Malena es un nombre de tango (43 page)

—Y era rico.

—Bueno, ricos, lo que se dice ricos, como eran los ricos de aquella época, tu abuelo Pedro, por ejemplo, nunca fuimos. No teníamos fincas, ni casas, ni vacas, ni rentas. Vivíamos del trabajo, como habían vivido siempre mis padres, pero vivíamos bien, eso es cierto. Cuando nos casamos, alquilamos un piso precioso, en la calle General Alvarez de Castro, en Chamberí, un tercero bastante grande, con cuatro balcones y mucha luz, y contratamos a una criada, porque yo todavía no había acabado la carrera, me faltaba un año.

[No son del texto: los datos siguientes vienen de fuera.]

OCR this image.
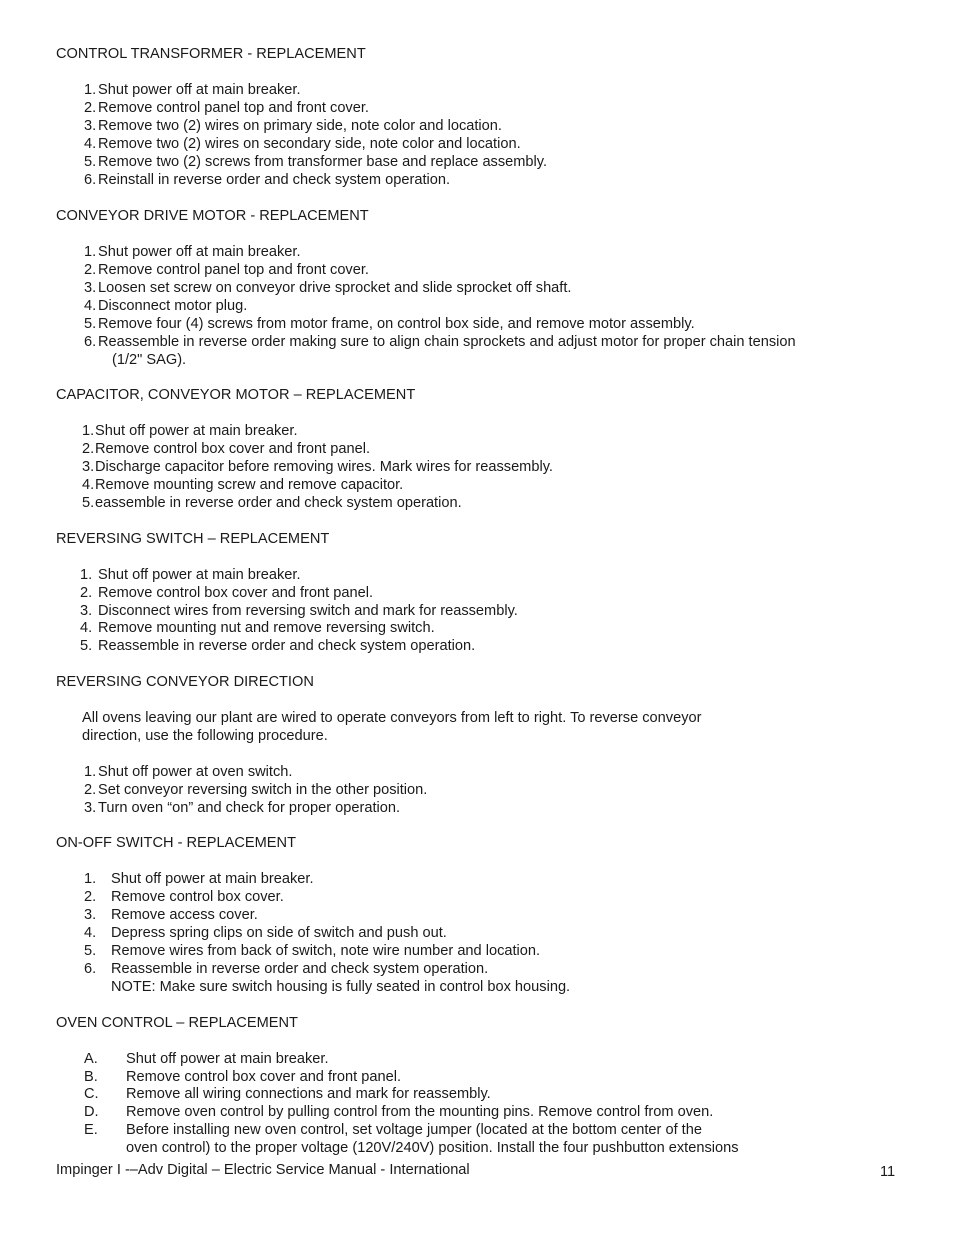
CONTROL TRANSFORMER - REPLACEMENT
1. Shut power off at main breaker.
2. Remove control panel top and front cover.
3. Remove two (2) wires on primary side, note color and location.
4. Remove two (2) wires on secondary side, note color and location.
5. Remove two (2) screws from transformer base and replace assembly.
6. Reinstall in reverse order and check system operation.
CONVEYOR DRIVE MOTOR - REPLACEMENT
1. Shut power off at main breaker.
2. Remove control panel top and front cover.
3. Loosen set screw on conveyor drive sprocket and slide sprocket off shaft.
4. Disconnect motor plug.
5. Remove four (4) screws from motor frame, on control box side, and remove motor assembly.
6. Reassemble in reverse order making sure to align chain sprockets and adjust motor for proper chain tension
(1/2" SAG).
CAPACITOR, CONVEYOR MOTOR – REPLACEMENT
1. Shut off power at main breaker.
2. Remove control box cover and front panel.
3. Discharge capacitor before removing wires. Mark wires for reassembly.
4. Remove mounting screw and remove capacitor.
5. eassemble in reverse order and check system operation.
REVERSING SWITCH – REPLACEMENT
1. Shut off power at main breaker.
2. Remove control box cover and front panel.
3. Disconnect wires from reversing switch and mark for reassembly.
4. Remove mounting nut and remove reversing switch.
5. Reassemble in reverse order and check system operation.
REVERSING CONVEYOR DIRECTION
All ovens leaving our plant are wired to operate conveyors from left to right. To reverse conveyor
direction, use the following procedure.
1. Shut off power at oven switch.
2. Set conveyor reversing switch in the other position.
3. Turn oven “on” and check for proper operation.
ON-OFF SWITCH - REPLACEMENT
1. Shut off power at main breaker.
2. Remove control box cover.
3. Remove access cover.
4. Depress spring clips on side of switch and push out.
5. Remove wires from back of switch, note wire number and location.
6. Reassemble in reverse order and check system operation.
NOTE: Make sure switch housing is fully seated in control box housing.
OVEN CONTROL – REPLACEMENT
A. Shut off power at main breaker.
B. Remove control box cover and front panel.
C. Remove all wiring connections and mark for reassembly.
D. Remove oven control by pulling control from the mounting pins. Remove control from oven.
E. Before installing new oven control, set voltage jumper (located at the bottom center of the
oven control) to the proper voltage (120V/240V) position. Install the four pushbutton extensions
Impinger I -–Adv Digital – Electric Service Manual - International	11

—¿Y después de casada seguiste estudiando?

—Sí, y durante muchos años, todo el tiempo que pude. Si en aquella época alguien me hubiera dicho que acabaría convirtiéndome en una ama de casa, me hubiera echado a reír. Nunca me ha gustado la casa, ¿sabes?, ni los niños, bueno, eso sí que lo sabrás, porque se me nota mucho, ¿no?, quiero decir que no tengo paciencia ni me gusta cogerlos, y hasta con los míos, cuando eran bebés, me moría de asco cada vez que me vomitaban encima, y eso… Antes, siendo más joven, me daba hasta un poco de vergüenza reconocerlo, pero ahora creo que, al fin y al cabo, el instinto maternal es como el instinto criminal, o como el instinto aventurero, si quieres, por poner un ejemplo más suave. El caso es que no se puede esperar que lo tenga todo el mundo.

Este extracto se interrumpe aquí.